Et d’ajouter : « Et puisqu’on ne trouve pas de bénéfice dans la voie légale, c’est comme ça que certains trouvent des chemins illicites pour accéder au marché ougandais. Lorsque nous serons mis dans de bonnes conditions en RDC, il n’y aura plus cette tendance d’aller vendre le produit en Ouganda et cette fraude va disparaître. »
Pourtant, la flambée des prix du cacao sur le marché mondial, depuis un peu plus d’une année, a accentué des violences dans l’est de la RDC. De nombreux producteurs de cacao ont été tués dans leur plantation par des rebelles de l’ADF, les Forces démocratiques alliées, et par des milices locales qui ont attaqué les champs de cacao.
Les armées congolaise et ougandaise mènent pourtant, depuis mai 2021, des opérations conjointes dans la région visant à neutraliser ces groupes armés.
« La corruption gangrène presque tous les secteurs »
Pour l’économiste Christian Kayambya, cette insécurité empêche les investisseurs de la filière cacao de s’installer en RDC. Il dénonce, toutefois, « une fraude bien organisée » à la frontière entre la RDC et l’Ouganda dans l’achat et la revente du cacao.
Selon Christian Kayambya, au moins 85% de la production du cacao ougandais proviendrait de la République démocratique du Congo.

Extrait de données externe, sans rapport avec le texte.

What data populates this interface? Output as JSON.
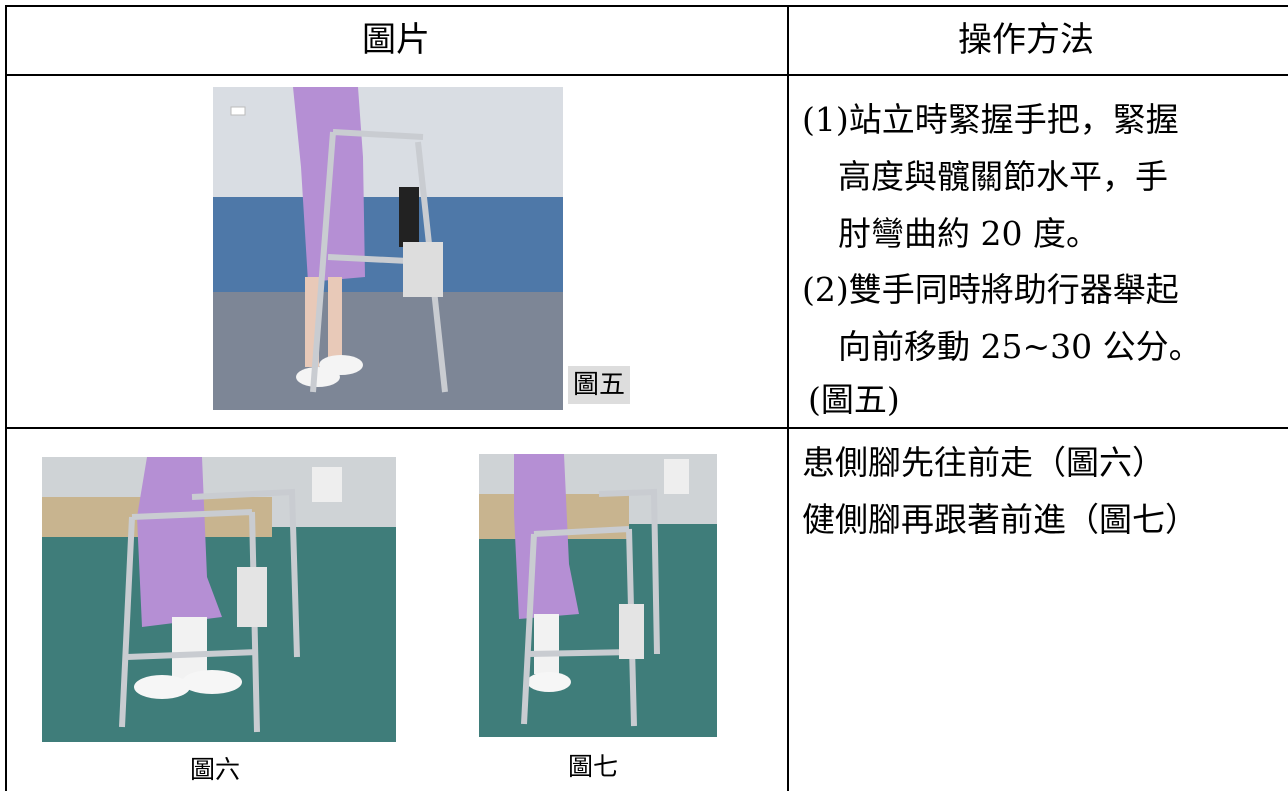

« Beaucoup d’investisseurs préfèrent rester en Ouganda. En s’installant en Ouganda, ils envoient des acheteurs au Congo, ils signent des contrats avec des individus ou des petites coopératives pour qu’on leur amène le produit en Ouganda. Malheureusement, une fois en Ouganda, cette production est déclarée sur le compte de la République ougandaise, au détriment de la RDC. C’est un manque à gagner » déclare Kayambya.

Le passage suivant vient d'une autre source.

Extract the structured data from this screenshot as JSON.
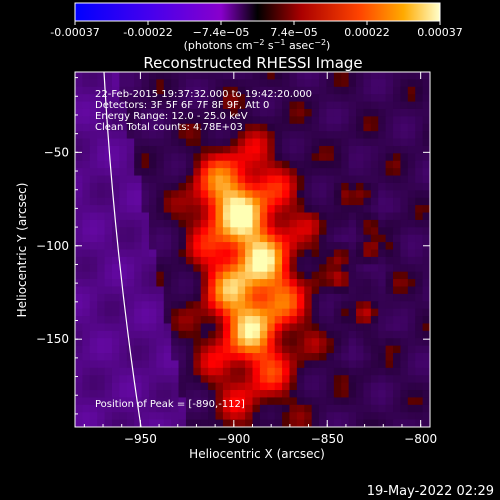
{
  "colorbar": {
    "ticks": [
      "-0.00037",
      "-0.00022",
      "−7.4e−05",
      "7.4e−05",
      "0.00022",
      "0.00037"
    ],
    "unit_prefix": "(photons cm",
    "unit_sup1": "−2",
    "unit_mid": " s",
    "unit_sup2": "−1",
    "unit_mid2": " asec",
    "unit_sup3": "−2",
    "unit_suffix": ")"
  },
  "chart_data": {
    "type": "heatmap",
    "title": "Reconstructed RHESSI Image",
    "xlabel": "Heliocentric X (arcsec)",
    "ylabel": "Heliocentric Y (arcsec)",
    "xlim": [
      -985,
      -795
    ],
    "ylim": [
      -197,
      -7
    ],
    "x_ticks": [
      -950,
      -900,
      -850,
      -800
    ],
    "y_ticks": [
      -50,
      -100,
      -150
    ],
    "x_tick_labels": [
      "−950",
      "−900",
      "−850",
      "−800"
    ],
    "y_tick_labels": [
      "−50",
      "−100",
      "−150"
    ],
    "value_range": [
      -0.00037,
      0.00037
    ],
    "peak": [
      -890,
      -112
    ],
    "annotations": [
      "22-Feb-2015 19:37:32.000 to 19:42:20.000",
      "Detectors: 3F 5F 6F 7F 8F 9F, Att 0",
      "Energy Range: 12.0 - 25.0 keV",
      "Clean     Total counts: 4.78E+03"
    ],
    "peak_label": "Position of Peak = [-890,-112]"
  },
  "footer": {
    "timestamp": "19-May-2022 02:29"
  }
}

Selon l’expert « il y a un peu de légèreté en RDC, la corruption gangrène presque tous les secteurs ». Il attire également l’attention sur le fait que la RDC n’a « pas une politique agricole claire, mais lorsque l’Etat prendra toute sa responsabilité, la RDC reprendra sa place ».
En décembre 2024, la Fédération des entreprises du Congo a aussi alerté sur la décision de l’Union européenne visant à retirer au cacao congolais son label biologique.
En effet, l’insécurité dans l’est du pays empêche les organismes de certification de déployer leurs inspecteurs sur le terrain. La mesure doit entrer en vigueur le 31 décembre 2025.
Mais pour la société civile locale, cette décision, si elle est confirmée, risque de favoriser la contrebande de cacao congolais vers l’Ouganda.